A baby monitor called the iBaby Monitor M6S that allows parents to keep an eye on their children through the use of a video camera and their phone is vulnerable to hacking, researchers from Bitdefender found.
Working with PCMag, researchers discovered vulnerabilities in the device that could allow attackers to access your saved pics or videos, view live video and grab your personal information. The findings highlight the security issues that could come with using a baby monitor, raising concerns about whether companies like iBaby are doing enough to spot these problems before the device is released to parents.
In one instance, hackers could exploit "a secret key and an access ID key" used by the camera on the baby monitor, which iBaby calls a top seller. "The problem is that the two keys don't just give the monitor access to your own cloud data; they let you see everyone's data," PCMag reported. That means hackers could stream video, take screenshots, record video or play music if they obtained the right credentials.

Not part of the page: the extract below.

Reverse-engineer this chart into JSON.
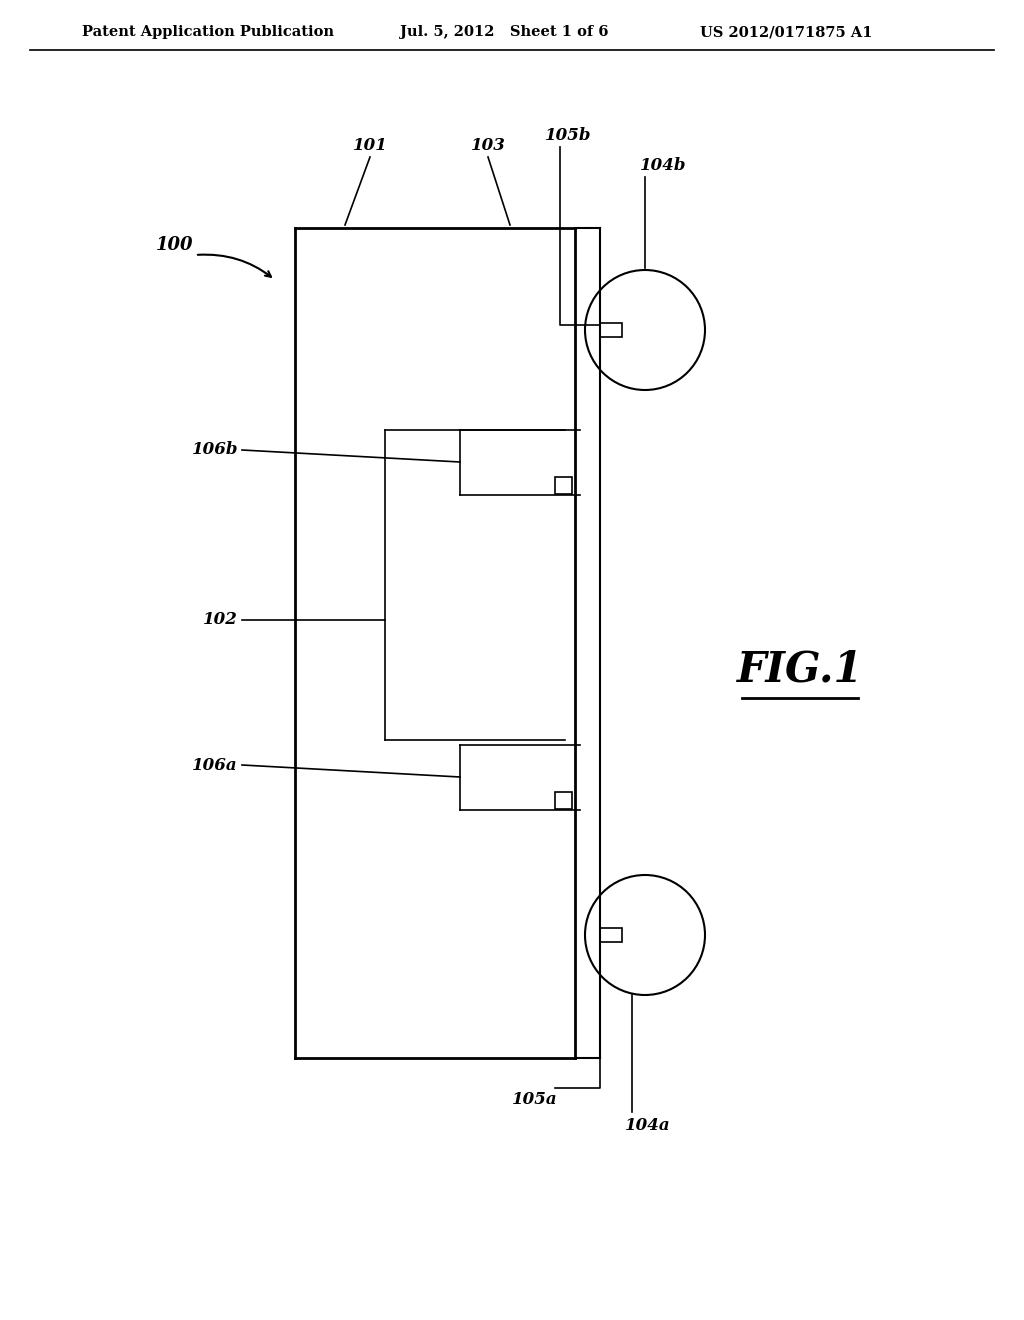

The researchers alerted iBaby of the security issues and gave them 90 days to fix these problems, but the company reportedly never responded. Bitdefender researchers said in a blog post on Wednesday they decided to publish their research "in order to patch or mitigate" the issues they found with the device.
iBaby said in a statement on Feb. 29 that the company hasn't found devices that have been hacked and is taking steps to both strengthen security and fix the problems researchers found. Users should periodically change their passwords and delete any inactive invited users, iBaby said. The company also plans to release an update for software that is embedded in the baby monitor.
Originally published Feb. 26.
Update, March 2: Adds statement from iBaby.